‘Script owing’ culture leads to diverted oxycodone

A pharmacist’s “perceived lack of security” in his employment influenced his failure to adequately supervise a technician

The South Australian pharmacist has been reprimanded and conditions imposed on his registration after he faced a tribunal over professional misconduct.

The complaint against him concerned the steps to dispense oxycodone, failing to secure oxycodone, the lack of timely record keeping and the lack of supervision regarding dispensing the drug.

Among the pharmacy’s clients were the residents of an aged care facility, including one Ms H, who was routinely prescribed oxycodone among other drugs, the complaint alleged.

Between October 2014 and May 2015, the pharmacist – in accordance with monthly prescriptions – wholly dispensed the oxycodone by supplying it from the pharmacy safe to a pharmacy technician, Ms M, for packing in Webster packs.

He was to ensure a record was made in the pharmacy’s system, and ultimately, dispensed the oxycodone and other prescription medicines to the customer.

“Over the relevant period, in the absence of prescriptions issued by a treating medical practitioner, the respondent on multiple occasions over the relevant period took steps to dispense such medication (but such medication was not ultimately dispensed by him from the pharmacy) by: providing oxycodone from the pharmacy safe to Ms M on the basis it was to be packed into Webster packs; ensuring that a record was made in the pharmacy prescription system; [and] ultimately entering such dispensing in the drug of dependence register of the pharmacy,” the complaint read.

However the complaint alleged that on those occasions he failed to limit his provision of oxycodone to Ms M for packing by reference to the patient’s prescribing history and other information.

Once the amount of oxycodone provided to Ms M had substantially exceeded the patient’s monthly requirements, the respondent then failed to refuse to provide oxycodone to her for packing without a prescription, the Tribunal noted.

He also failed to ensure that Ms M packed the oxycodone by making adequate checks of her activities; failed to take adequate steps to ensure the prescribing practitioner had been spoken to and did not refuse to provide Ms M with further oxycodone notwithstanding that failure.

He further failed to ensure that, once packed into Webster packs, the oxycodone was returned to the pharmacy safe; and having provided the oxycodone to Ms M, did not always make timely entries in the drug of dependence register such that there was an accurate and consolidated record of stock at all times.

The Tribunal noted that the dispensing conduct in question was “serious in that it occurred without a prescription on multiple occasions each month, where the cumulative effect of the dispensing without a prescription should have caused inquiry”.

“Further, it occurred without checking with the prescribing doctor in advance, or following up immediately thereafter with the doctor in relation to the issue of prescriptions. As a result it permitted the actual diversion of oxycodone within the pharmacy.

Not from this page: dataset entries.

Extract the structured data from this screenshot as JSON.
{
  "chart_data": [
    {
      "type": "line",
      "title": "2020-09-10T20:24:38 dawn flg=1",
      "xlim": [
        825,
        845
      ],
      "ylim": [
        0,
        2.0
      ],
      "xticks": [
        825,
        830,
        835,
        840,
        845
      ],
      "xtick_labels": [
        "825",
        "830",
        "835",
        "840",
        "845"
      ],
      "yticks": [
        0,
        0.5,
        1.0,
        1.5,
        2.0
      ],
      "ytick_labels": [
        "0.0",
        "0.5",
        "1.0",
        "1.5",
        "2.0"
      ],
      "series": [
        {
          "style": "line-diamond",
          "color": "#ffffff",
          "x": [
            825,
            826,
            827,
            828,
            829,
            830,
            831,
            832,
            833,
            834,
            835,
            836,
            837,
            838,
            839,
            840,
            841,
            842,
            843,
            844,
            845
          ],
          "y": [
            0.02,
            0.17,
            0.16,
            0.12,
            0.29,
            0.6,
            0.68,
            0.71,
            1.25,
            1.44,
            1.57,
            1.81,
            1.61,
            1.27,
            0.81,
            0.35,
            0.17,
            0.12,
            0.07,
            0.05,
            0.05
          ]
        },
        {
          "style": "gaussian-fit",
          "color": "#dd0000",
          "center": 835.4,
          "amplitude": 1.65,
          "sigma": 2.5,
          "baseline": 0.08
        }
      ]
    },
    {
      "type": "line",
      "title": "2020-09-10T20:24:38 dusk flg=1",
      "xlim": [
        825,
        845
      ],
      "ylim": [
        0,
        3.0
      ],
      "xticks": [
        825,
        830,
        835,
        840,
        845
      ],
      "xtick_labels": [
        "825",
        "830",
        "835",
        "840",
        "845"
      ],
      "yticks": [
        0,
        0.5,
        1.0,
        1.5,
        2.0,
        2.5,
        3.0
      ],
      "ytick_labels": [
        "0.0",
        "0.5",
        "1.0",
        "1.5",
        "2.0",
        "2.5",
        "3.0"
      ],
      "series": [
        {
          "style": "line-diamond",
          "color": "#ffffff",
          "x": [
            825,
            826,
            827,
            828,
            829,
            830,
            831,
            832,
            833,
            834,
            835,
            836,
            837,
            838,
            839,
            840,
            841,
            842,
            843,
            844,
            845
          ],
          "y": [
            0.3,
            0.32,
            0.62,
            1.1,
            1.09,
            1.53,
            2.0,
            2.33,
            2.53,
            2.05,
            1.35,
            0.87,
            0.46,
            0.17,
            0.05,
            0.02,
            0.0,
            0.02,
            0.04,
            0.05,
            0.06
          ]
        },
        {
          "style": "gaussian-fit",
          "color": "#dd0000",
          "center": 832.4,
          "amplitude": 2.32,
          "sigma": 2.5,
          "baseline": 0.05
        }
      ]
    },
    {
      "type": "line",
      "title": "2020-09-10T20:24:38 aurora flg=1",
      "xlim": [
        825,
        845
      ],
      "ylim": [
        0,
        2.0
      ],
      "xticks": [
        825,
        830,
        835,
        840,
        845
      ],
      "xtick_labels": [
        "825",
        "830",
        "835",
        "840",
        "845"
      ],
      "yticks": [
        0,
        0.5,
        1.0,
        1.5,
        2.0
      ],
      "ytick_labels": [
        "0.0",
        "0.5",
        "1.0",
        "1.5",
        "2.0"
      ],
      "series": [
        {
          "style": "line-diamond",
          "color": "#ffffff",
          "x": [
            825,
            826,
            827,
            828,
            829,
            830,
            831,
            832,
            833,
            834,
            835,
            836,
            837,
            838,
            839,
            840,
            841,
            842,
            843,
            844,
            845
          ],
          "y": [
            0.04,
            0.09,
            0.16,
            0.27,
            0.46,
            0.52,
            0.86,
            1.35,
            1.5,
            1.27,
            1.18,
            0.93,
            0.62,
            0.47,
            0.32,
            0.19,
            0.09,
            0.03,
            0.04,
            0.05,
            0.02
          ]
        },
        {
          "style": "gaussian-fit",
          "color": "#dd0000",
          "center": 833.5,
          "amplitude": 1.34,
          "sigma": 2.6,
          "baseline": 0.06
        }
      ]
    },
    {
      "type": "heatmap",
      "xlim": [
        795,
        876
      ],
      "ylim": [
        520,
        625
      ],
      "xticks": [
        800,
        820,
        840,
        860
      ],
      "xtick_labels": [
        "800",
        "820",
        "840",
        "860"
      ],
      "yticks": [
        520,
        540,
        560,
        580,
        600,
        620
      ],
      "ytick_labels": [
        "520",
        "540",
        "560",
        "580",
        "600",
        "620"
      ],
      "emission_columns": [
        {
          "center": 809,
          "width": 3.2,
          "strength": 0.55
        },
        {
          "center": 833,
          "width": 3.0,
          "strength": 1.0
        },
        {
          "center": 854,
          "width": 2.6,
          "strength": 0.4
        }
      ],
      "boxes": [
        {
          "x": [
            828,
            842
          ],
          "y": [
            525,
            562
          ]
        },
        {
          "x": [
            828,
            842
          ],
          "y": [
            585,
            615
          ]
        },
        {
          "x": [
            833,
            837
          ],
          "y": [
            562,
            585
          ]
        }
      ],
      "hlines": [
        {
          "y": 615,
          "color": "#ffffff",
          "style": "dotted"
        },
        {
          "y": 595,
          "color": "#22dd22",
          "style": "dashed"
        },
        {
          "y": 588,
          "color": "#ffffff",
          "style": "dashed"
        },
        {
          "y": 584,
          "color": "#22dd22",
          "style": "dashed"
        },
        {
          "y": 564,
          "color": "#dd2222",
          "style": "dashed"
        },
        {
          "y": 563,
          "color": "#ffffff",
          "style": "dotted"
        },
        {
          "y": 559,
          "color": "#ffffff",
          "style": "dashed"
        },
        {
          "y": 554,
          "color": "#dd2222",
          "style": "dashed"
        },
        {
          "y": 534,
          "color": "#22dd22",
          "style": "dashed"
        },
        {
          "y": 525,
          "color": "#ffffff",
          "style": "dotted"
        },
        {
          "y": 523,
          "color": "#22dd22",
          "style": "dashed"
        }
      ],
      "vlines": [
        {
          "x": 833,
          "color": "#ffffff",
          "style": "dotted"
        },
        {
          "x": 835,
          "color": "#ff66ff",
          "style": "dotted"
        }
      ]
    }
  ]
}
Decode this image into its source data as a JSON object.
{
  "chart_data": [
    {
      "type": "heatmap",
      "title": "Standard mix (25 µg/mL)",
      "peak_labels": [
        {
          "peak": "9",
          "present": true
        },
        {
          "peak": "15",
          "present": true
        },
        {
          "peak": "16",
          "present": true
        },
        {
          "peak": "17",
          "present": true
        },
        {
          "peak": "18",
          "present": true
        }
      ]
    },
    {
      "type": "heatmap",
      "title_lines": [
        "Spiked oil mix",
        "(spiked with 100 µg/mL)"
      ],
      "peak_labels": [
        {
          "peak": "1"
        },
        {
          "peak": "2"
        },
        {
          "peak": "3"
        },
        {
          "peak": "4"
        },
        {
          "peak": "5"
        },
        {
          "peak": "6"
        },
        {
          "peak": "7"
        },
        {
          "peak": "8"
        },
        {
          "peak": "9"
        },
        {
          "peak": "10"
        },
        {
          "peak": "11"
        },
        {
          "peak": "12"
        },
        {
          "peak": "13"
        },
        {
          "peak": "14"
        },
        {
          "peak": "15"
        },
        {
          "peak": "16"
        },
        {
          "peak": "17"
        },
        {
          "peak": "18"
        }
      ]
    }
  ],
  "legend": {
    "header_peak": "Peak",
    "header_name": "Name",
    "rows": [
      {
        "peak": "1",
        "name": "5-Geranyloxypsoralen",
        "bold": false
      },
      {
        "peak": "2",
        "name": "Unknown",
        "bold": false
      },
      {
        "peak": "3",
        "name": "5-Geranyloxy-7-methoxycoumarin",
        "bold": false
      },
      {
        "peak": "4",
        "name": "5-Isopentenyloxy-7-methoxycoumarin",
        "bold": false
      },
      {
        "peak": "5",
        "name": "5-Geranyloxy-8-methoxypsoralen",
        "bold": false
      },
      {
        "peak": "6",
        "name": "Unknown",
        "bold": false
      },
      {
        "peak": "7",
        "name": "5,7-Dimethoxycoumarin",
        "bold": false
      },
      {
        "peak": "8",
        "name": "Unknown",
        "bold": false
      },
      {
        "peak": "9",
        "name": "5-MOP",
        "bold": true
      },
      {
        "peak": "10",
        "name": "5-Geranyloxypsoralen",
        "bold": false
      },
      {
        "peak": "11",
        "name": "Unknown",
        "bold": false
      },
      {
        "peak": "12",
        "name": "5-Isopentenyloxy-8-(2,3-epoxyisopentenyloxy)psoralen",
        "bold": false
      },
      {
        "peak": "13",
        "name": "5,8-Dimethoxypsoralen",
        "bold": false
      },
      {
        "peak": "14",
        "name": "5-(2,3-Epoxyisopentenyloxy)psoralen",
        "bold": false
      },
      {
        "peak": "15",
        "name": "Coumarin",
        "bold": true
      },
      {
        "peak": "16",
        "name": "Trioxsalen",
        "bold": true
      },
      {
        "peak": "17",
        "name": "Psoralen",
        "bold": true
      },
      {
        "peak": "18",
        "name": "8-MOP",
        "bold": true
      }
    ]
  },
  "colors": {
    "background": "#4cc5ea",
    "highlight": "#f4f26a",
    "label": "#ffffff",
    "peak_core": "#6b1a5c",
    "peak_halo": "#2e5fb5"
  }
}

“The relevant dispensing conduct involved failures across a range of pharmacy practice including not checking prescribing history and other information; taking steps to dispense without a prescription; failing to take precautions as regards the control of drugs of dependence; failure to take responsibility as a pharmacist to supervise a technician and to follow-up on securing drugs and failure to make timely entries in the drug of dependence register.

“As a result of the latter there was a loss of accounting control of the quantity of oxycodone in the pharmacy that gave rise to the potential inability to manage stocks.”

The complaint alleged that the pharmacist’s behaviour was negligent, not dishonest or disgraceful.

The respondent contended that when he started work at the pharmacy in October 2014, he was not particularly experienced, having only been first registered in 2010.

“He found himself in a pharmacy which by his observations had a certain practice or culture,” the Tribunal noted.

“Due to his perceived lack of security in his employment he failed to take responsibility for the situation.”

A pharmacist who worked with the respondent in the same pharmacy made a statement to AHPRA that “the pharmacy had the practice of dispensing Schedule 8 medicines on an owing basis”.

“It was something that happened at the pharmacy of which the respondent was aware.

“The dispensing on a script owing basis was confined to the packing of Webster packs. At the time the respondent considered that if the medication remained in the pharmacy it was okay [as] it was Webster packs were not being secured in the safe after packing.

“An audit revealed that large amounts of oxycodone had gone missing.”

Following the notification the respondent lost his job and has struggled to obtain full-time employment since.

He has undertaken a significant amount of relevant education since, at his own initiative and cost.

He sought to avoid a reprimand, particularly given he was considering registering in Singapore – not possible following a reprimand.

The Tribunal accepted that the pharmacist has gained “clear insight” into his behaviour and the dispensing requirements of S8 drugs, but issued a reprimand and imposed certain conditions on the pharmacist’s registration.

These included that he may only practise only in place(s) of practice approved by the Board/AHPRA (indicating one pharmacy); that he must be directly supervised by a nominated pharmacist when handling any S8s; must not supervise another pharmacist; and must be mentored by another registered pharmacist in relation to certain topics, such as managing personal work priorities and professional development.